Free Language Lessons for Computers by Dave Orr.
From the post:
50,000 relations from Wikipedia. 100,000 feature vectors from YouTube videos. 1.8 million historical infoboxes. 40 million entities derived from webpages. 11 billion Freebase entities in 800 million web documents. 350 billion words’ worth from books analyzed for syntax.
These are all datasets that we’ve shared with researchers around the world over the last year from Google Research.
A great summary of the major data drops by Google Research over the past year. In many cases including pointers to additional information on the datasets.
One that I have seen before and that strikes me as particularly relevant to topic maps is:
Dictionaries for linking Text, Entities, and Ideas
What is it: We created a large database of pairs of 175 million strings associated with 7.5 million concepts, annotated with counts, which were mined from Wikipedia. The concepts in this case are Wikipedia articles, and the strings are anchor text spans that link to the concepts in question.

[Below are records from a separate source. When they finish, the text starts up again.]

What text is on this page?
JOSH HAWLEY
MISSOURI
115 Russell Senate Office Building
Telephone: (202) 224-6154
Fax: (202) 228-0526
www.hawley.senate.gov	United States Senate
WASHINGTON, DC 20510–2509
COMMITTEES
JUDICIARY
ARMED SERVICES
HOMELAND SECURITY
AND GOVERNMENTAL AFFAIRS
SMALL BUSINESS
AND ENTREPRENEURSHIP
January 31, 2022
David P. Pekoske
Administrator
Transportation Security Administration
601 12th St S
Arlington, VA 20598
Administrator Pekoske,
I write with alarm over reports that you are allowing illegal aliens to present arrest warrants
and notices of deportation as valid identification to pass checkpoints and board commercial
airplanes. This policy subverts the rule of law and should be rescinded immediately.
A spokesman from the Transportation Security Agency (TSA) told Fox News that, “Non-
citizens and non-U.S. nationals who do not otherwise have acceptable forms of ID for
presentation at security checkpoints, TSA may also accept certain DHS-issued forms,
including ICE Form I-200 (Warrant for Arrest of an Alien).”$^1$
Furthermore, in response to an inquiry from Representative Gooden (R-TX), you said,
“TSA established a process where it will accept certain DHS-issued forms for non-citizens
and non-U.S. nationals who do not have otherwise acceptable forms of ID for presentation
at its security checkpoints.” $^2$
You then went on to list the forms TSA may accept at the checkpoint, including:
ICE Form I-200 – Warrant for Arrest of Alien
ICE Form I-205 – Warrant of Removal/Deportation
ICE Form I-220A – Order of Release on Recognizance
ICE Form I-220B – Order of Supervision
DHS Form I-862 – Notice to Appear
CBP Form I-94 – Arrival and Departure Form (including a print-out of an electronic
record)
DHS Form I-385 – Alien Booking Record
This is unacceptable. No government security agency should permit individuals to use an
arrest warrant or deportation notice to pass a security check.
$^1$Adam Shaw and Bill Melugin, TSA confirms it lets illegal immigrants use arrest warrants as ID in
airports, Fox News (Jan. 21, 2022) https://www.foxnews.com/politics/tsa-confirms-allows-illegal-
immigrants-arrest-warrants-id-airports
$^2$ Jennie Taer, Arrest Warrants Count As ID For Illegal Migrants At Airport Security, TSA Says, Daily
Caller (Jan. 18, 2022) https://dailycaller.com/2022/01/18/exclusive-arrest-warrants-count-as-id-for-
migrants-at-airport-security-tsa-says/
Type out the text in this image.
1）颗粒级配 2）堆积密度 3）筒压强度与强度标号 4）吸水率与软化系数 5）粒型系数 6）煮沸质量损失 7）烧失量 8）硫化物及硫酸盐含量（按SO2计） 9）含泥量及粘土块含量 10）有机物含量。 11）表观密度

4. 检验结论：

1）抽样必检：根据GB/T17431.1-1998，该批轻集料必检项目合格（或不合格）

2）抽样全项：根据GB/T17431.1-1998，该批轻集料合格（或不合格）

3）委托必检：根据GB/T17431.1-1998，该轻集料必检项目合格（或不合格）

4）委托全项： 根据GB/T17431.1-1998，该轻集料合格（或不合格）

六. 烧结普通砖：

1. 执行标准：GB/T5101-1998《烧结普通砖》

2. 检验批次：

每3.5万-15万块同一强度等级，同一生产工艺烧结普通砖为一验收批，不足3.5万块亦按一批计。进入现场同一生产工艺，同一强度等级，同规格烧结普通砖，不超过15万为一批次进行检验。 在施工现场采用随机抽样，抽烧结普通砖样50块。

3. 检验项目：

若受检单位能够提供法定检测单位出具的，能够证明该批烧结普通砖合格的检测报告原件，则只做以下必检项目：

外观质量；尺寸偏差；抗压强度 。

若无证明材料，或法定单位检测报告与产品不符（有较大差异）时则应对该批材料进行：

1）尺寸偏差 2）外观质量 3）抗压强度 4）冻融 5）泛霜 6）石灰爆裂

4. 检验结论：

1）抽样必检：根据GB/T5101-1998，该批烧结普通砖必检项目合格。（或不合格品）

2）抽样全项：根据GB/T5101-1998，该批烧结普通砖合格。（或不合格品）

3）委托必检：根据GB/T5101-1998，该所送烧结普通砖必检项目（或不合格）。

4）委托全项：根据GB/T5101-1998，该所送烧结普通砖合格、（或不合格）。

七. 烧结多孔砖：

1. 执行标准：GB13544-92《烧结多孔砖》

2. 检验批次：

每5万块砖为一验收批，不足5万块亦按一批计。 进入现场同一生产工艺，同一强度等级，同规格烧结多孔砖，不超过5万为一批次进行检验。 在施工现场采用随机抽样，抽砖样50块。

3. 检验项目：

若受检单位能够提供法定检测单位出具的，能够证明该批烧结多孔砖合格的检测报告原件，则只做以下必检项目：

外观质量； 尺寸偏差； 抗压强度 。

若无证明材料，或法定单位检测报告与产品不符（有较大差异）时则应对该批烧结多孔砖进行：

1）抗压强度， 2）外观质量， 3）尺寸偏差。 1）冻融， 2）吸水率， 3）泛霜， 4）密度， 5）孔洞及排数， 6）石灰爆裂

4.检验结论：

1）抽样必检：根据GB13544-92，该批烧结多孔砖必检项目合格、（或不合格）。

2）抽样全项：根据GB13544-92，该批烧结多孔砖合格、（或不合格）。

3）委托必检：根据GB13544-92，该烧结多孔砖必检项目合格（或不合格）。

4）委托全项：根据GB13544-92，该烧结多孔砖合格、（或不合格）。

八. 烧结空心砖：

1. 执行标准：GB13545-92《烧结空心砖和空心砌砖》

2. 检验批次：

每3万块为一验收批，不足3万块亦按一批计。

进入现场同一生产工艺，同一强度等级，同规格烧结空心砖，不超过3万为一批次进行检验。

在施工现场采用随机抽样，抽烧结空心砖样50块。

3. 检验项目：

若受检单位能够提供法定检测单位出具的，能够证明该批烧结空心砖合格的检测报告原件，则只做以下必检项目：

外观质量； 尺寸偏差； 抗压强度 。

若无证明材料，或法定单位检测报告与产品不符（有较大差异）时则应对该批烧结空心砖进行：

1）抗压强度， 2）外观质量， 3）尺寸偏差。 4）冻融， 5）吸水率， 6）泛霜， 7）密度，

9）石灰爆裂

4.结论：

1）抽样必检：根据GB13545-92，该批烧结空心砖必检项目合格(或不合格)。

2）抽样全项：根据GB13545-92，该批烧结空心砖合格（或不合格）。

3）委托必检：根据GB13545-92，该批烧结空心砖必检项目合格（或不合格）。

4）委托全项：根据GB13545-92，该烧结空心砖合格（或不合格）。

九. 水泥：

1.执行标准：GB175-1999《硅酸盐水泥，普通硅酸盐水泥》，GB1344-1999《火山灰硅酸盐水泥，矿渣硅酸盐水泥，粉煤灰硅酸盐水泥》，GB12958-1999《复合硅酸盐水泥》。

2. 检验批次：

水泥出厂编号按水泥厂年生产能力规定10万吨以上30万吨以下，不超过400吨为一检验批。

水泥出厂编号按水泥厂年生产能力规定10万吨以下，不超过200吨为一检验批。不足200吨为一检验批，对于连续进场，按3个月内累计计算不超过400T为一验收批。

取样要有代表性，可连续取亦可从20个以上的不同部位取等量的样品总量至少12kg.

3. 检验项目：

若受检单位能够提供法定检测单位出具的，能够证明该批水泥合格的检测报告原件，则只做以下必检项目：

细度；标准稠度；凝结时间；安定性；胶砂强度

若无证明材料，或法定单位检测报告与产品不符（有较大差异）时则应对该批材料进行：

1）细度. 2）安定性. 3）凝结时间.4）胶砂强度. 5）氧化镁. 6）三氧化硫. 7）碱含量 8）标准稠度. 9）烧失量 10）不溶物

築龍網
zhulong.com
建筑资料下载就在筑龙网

Where can I find it: http://nlp.stanford.edu/pubs/crosswikis-data.tar.bz2
I want to know more: A description of the data, several examples, and ideas for uses for it can be found in a blog post or in the associated paper.
For most purposes, you would need far less than the full set of 7.5 million concepts. Imagine having the relevant concepts for a domain that was being automatically “tagged” as you composed prose about it.
Certainly less error-prone than marking concepts by hand!